Michael and Rachel's

Recipe Book

Beef Hash with Jackets and Beans

Updated: 11 Jun 2015

Ingredients

  • 2 large jacket potatoes
  • 250g extra lean beef mince
  • Fresh thyme
  • 1 red onion
  • 2 carrots
  • 3 sticks celery
  • Fresh rosemary
  • Garlic
  • 4 tablespoons Worcestershire sauce
  • Small bunch fresh parsley
  • 4 rashers bacon
  • 2 tomatoes
  • 1 400g tin butter beans
  • Red wine vinegar
  • Basil leaves

Method

  1. Microwave the spuds for about 10 minutes, then add to the oven to finish cooking.
  2. Brown the mince in a large frying pan. Add salt, pepper and olive oil. Add thyme.
  3. For the beans, fry the bacon then add the tomatoes.
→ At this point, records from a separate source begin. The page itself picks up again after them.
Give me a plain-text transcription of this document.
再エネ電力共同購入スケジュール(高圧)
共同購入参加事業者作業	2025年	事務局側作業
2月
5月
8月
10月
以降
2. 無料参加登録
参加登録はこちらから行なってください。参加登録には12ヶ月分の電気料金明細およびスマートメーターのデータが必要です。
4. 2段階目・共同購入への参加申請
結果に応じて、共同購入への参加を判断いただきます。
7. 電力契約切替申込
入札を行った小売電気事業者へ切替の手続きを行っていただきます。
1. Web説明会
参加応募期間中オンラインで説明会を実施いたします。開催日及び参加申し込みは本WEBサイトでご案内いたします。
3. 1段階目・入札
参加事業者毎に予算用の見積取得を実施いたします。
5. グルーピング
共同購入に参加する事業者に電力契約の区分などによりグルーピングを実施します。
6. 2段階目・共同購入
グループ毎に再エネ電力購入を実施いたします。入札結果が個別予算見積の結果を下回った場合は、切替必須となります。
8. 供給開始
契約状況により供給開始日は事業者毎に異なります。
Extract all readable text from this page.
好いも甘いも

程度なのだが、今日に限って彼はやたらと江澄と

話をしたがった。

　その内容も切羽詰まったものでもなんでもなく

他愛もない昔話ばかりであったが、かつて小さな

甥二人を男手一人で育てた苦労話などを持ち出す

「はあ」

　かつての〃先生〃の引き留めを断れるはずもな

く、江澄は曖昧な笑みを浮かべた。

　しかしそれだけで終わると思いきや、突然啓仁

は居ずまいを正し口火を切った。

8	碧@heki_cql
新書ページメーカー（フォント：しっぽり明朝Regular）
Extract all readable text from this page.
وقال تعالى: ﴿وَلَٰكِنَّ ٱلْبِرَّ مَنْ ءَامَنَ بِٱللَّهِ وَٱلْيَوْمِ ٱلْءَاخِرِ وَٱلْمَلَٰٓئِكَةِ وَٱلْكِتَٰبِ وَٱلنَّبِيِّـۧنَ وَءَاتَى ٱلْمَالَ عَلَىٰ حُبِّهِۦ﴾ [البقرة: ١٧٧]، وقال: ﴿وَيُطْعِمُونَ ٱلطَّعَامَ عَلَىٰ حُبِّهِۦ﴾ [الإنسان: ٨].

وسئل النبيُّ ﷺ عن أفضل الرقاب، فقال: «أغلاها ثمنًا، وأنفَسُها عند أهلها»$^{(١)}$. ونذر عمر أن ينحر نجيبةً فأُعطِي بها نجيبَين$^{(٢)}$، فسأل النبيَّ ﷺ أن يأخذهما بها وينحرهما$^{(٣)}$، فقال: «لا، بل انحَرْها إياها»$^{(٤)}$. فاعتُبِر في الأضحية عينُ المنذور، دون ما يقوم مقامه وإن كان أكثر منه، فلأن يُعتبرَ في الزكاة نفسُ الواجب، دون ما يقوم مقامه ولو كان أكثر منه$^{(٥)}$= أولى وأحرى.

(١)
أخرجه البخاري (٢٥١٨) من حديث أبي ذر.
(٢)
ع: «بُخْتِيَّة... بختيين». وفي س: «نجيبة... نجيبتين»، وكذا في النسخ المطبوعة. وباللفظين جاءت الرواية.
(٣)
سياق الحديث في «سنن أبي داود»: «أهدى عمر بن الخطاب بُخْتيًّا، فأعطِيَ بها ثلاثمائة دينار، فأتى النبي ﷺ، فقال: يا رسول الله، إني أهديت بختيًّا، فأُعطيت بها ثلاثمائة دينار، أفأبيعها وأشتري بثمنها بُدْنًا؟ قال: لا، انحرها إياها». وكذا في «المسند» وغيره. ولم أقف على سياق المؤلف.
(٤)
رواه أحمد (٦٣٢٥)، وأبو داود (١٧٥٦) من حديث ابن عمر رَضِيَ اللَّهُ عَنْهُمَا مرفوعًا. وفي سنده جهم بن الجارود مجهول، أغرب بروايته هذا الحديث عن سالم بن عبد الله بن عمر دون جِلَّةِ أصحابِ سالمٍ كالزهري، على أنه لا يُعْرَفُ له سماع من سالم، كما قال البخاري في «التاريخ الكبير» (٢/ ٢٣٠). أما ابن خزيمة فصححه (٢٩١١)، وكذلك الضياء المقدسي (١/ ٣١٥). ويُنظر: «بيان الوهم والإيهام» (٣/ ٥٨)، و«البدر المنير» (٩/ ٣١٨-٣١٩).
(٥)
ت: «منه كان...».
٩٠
Add the butter beans and their juices and simmer gently to reduce.
  4. Add the red onion, carrots, celery and garlic to the mince. Add some rosemary and 4 tablespoons of Worcestershire sauce. Stir well and cook until nicely glazed. Reduce the heat and stir often.
  5. Once everything is nearly done, add a small amount of parsley to the beef hash. Check the seasoning. Add an optional splash of red wine vinegar to the beans and sprinkle over the basil leaves.
  6. Serve the hash with the beans and buttered jacket potatoes.